Die Stromversorgung der Flugsicherheitsbefeuerung macht bei selbststrahlenden Sendemasten gewisse Probleme, da diese häufig auf Hochspannungspotential liegen. Sie erfolgt im Regelfall über ein Kabel, welches im Innern der Windungen einer Spule verlegt ist, die mit einem parallelgeschalteten Kondensator einen Sperrkreis für die Sendefrequenz bildet und die zwischen Sendemast und Erde geschaltet ist.

Eine besondere Form der Flugsicherheitsbefeuerung wurde 1939 für den unter Hochspannungspotential stehenden selbststrahlenden Sendemast des Deutschlandsenders in Herzberg an der Elster realisiert. An Stelle am Sendemast Lampen zu montieren, die über einen Sperrkreis gespeist werden, wurden auf drei kleinen Masten drei rotierende Skybeamer installiert, die abwechselnd die linsenförmige Dachkapazität des Sendemastes anstrahlten.

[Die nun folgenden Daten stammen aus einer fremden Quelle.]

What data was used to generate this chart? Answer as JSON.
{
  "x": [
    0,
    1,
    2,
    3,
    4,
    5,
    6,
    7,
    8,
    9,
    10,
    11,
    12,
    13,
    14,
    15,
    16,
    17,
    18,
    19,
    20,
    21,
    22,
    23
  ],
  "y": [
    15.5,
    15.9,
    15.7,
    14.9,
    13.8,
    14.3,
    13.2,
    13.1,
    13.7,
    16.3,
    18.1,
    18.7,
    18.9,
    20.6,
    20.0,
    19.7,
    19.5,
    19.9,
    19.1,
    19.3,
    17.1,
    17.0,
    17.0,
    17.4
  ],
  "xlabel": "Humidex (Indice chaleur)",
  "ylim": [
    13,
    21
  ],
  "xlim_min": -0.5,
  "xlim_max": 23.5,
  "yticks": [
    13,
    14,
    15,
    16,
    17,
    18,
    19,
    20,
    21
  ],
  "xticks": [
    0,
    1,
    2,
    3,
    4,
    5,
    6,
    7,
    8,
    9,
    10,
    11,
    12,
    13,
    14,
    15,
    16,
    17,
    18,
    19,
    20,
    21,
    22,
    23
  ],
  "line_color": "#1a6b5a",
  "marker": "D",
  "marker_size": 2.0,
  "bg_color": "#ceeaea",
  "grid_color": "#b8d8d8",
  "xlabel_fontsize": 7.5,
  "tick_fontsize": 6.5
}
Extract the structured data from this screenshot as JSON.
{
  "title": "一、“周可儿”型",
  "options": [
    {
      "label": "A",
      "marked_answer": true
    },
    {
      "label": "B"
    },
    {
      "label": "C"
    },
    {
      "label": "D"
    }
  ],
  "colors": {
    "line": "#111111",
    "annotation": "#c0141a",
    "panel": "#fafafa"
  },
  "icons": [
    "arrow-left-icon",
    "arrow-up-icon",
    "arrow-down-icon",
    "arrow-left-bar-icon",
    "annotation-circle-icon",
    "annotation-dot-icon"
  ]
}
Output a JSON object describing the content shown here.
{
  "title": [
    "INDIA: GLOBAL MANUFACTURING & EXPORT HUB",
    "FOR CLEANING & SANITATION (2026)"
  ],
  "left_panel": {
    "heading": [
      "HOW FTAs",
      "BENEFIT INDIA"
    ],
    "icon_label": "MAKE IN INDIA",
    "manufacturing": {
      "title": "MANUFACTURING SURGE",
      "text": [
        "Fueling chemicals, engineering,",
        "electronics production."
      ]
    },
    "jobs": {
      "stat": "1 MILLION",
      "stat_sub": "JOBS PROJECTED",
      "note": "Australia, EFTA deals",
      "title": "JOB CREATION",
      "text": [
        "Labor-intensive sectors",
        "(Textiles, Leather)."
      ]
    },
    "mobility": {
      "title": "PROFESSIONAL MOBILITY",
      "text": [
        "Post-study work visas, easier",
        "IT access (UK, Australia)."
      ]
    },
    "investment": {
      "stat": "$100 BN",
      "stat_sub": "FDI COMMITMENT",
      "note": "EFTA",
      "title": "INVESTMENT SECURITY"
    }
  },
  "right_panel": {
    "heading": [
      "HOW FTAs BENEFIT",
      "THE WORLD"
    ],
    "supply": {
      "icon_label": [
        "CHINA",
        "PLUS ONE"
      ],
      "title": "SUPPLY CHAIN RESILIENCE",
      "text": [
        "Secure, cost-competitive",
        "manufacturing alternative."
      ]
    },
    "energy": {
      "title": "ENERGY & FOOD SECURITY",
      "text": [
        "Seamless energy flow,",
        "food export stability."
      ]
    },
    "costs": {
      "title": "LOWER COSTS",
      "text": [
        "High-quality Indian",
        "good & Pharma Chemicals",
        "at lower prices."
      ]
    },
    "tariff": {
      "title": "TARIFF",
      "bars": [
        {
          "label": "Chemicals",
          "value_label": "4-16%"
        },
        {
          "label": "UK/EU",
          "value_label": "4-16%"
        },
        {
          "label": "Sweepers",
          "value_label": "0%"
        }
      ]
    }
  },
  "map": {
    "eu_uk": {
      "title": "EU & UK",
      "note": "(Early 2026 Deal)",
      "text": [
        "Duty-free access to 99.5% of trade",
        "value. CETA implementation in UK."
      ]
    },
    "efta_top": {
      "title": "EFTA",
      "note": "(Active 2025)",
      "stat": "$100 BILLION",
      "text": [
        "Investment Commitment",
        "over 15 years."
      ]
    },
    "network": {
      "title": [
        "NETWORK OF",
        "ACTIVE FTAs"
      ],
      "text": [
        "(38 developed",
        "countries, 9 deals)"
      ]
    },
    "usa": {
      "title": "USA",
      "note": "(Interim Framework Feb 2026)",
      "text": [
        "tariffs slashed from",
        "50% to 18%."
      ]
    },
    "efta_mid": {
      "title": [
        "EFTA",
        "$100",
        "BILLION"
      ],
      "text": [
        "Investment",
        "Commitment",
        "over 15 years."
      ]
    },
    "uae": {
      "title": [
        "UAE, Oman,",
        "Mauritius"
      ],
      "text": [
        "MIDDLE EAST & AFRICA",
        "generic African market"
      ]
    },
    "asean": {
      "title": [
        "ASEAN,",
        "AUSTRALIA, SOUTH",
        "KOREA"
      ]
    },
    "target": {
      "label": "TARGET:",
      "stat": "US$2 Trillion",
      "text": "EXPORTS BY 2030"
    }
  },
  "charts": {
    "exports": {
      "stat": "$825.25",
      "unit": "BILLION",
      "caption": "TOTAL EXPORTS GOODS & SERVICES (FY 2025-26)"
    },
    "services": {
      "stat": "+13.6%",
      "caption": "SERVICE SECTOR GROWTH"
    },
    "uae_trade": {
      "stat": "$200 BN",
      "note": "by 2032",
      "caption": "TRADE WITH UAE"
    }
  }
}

Bei abgespannten Sendemasten findet man gelegentlich auch an den am weitesten vom Mast entfernten Abspannfundamenten Flugsicherheitslampen, um das Spannfeld der Abspannseile zu markieren. Diese Form der Befeuerung wurde beim großen Sendemast in Mühlacker und den einstigen Sendemast in Konstantynow realisiert.